|Conservation status||Least concern|
Turkey vulture (Cathartes aura), the most abundant and widespread New World vulture.
Turkey vultures are eagle-sized. They are 25-32 inches in length, with a wingspan up to 72 inches. The plumage is primarily blackish-brown in color and shiny on the back, with both primary and secondary flight feathers a paler color; in flight turkey vultures hold their wings in a shallow "V" dihedral angle, making identification easier when seen in company with other vultures. The subspecies C. a. ruficollis is darker, has a yellowish neck and apex, and the margins of the wing-wings are less pronounced. With C. a. jota the margins of the wings are distinctly gray. The naked head is red in color, and when sitting at a short distance the similarity to the wild turkey is what gave this vulture its name. Immature birds have a grey head.
- Cathartes aura aura; Mexico and the Greater Antilles to South America.
- Cathartes aura jota; Chile.
- Cathartes aura meridionalis; North America: southern Canada west of Great Lakes to British Columbia, south to Mexico (Baja California) and the southwestern United States. Migrates to South America.
- Cathartes aura ruficollis; Trindad; Panama to South America east of the Andes Mountains, south to Argentina and the Falkland Islands.
- Cathartes aura septentrionalis; eastern North America: United States and Canada.
Primarily attached to deciduous woodlands and forests, yet often seen over nearby farmland and suburban areas.
Turkey vultures search for carrion individually or in small groups, sliding or rocking on the thermals. Although capable of making actual kills (such as on small mammals and birds), they kill less than black vultures and are more dependent on carrion, which they locate primarily by scent. Often they are the first vulture in a fresh carcass, but when the site is dominated by black and greater yellow-headed vultures they wait, and later eat the remains left behind by them.
In human populated areas they often eat dead animals on road sides; this source of food has probably allowed the birds to expand their range further north.
The reproductive biology of North American turkey vultures has been well studied. Eggs are laid in Florida in March, in the rest of North America from May to June, in Cuba from December to March and in Panama from February to April. The two eggs are placed directly on the ground in caves, on cliff promontories or between rocks and then incubated for 38 to 41 days; no nest is built.

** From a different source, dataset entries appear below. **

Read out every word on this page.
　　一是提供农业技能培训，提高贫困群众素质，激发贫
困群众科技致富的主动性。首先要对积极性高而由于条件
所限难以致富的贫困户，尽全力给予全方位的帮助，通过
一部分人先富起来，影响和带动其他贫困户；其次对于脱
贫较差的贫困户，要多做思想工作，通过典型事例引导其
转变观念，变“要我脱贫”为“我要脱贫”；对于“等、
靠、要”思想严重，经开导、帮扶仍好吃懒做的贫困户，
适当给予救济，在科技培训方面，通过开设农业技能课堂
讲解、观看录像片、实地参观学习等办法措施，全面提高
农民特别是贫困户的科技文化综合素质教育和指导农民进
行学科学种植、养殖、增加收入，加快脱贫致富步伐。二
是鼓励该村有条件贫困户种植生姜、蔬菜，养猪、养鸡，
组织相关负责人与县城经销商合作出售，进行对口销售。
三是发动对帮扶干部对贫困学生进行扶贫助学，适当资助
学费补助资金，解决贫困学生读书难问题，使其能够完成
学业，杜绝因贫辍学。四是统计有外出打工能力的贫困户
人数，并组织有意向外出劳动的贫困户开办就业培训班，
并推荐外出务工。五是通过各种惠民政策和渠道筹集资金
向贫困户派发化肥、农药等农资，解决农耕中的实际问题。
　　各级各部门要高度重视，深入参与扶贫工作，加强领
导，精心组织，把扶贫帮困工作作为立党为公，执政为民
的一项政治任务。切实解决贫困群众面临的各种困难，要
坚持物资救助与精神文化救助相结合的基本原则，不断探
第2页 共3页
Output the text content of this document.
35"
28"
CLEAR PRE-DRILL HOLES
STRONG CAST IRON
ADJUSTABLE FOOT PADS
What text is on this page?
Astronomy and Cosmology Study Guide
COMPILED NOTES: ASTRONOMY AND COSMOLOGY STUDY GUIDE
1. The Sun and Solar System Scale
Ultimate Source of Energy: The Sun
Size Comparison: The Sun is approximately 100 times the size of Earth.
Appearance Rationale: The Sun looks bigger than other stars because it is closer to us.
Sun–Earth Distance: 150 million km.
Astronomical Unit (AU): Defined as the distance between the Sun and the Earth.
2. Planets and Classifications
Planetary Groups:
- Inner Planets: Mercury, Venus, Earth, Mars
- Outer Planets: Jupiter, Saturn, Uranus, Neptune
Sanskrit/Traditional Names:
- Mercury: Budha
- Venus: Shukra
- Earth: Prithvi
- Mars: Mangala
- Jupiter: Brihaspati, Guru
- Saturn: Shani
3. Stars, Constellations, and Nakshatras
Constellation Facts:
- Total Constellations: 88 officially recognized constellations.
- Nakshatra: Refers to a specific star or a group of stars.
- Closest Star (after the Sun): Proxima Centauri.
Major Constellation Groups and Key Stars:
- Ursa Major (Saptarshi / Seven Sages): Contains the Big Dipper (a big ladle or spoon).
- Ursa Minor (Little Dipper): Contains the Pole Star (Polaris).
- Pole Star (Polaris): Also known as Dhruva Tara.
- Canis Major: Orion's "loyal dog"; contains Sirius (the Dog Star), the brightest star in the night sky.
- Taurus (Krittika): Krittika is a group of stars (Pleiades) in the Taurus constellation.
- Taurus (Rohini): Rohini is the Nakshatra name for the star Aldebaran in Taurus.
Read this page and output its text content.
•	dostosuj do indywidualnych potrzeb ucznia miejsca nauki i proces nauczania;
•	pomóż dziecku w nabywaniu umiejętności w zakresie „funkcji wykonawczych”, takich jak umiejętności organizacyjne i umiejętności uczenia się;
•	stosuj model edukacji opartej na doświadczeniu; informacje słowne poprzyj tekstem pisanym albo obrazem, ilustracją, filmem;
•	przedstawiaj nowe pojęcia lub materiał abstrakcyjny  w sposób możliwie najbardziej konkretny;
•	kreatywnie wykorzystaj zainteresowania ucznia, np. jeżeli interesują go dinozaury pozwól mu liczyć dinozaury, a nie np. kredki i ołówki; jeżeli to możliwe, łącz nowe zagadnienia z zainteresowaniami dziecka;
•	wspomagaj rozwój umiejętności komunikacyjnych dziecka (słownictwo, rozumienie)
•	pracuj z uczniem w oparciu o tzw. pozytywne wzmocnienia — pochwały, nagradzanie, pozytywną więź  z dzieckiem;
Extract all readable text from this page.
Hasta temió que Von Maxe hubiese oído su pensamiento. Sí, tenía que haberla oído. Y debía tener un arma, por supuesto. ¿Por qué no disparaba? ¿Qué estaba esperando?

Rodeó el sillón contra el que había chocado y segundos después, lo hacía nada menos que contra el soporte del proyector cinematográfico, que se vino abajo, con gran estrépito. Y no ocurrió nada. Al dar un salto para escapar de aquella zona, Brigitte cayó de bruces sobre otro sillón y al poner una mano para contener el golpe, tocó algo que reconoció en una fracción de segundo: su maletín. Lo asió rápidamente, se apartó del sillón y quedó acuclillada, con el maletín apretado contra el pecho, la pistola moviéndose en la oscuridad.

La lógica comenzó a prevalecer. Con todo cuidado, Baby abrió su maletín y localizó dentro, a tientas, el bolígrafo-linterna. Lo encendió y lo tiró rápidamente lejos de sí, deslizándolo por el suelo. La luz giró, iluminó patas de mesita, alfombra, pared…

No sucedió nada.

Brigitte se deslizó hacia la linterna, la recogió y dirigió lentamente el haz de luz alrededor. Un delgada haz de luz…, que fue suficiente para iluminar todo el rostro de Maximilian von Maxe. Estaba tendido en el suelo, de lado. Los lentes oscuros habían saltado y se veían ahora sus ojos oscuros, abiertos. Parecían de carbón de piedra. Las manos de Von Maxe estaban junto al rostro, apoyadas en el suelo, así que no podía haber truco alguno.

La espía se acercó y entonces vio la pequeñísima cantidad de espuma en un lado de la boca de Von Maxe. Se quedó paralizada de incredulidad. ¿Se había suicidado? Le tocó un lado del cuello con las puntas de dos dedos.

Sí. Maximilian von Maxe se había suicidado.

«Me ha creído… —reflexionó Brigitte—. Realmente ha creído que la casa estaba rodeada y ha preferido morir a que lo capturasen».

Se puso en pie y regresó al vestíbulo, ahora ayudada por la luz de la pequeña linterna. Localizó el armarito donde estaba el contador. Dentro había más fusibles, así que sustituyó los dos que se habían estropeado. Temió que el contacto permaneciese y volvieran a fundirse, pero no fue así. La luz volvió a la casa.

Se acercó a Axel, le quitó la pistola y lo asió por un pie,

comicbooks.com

The chicks are covered in white down when hatched, and fledge after 70 to 80 days.
Value to man
Turkey vultures, though widespread and considered harmless to humans, have once been viewed as pests; i.e. there was a belief that the birds killed livestock, although these animals were in fact already dead when the first birds arrived, the turkey vulture being incapable of killing an animal larger than a rat. This attitude has changed over the years, and the bird is actually being used by man for different purposes. Police departments have experimented with turkey vultures in order to find out if they can locate human corpses, with mixed results. Oil companies have had better luck: by adding ethyl mercaptan (a chemical also found in carrion) to the oil in pipelines, they can utilize the birds to detect leaks in the pipelines.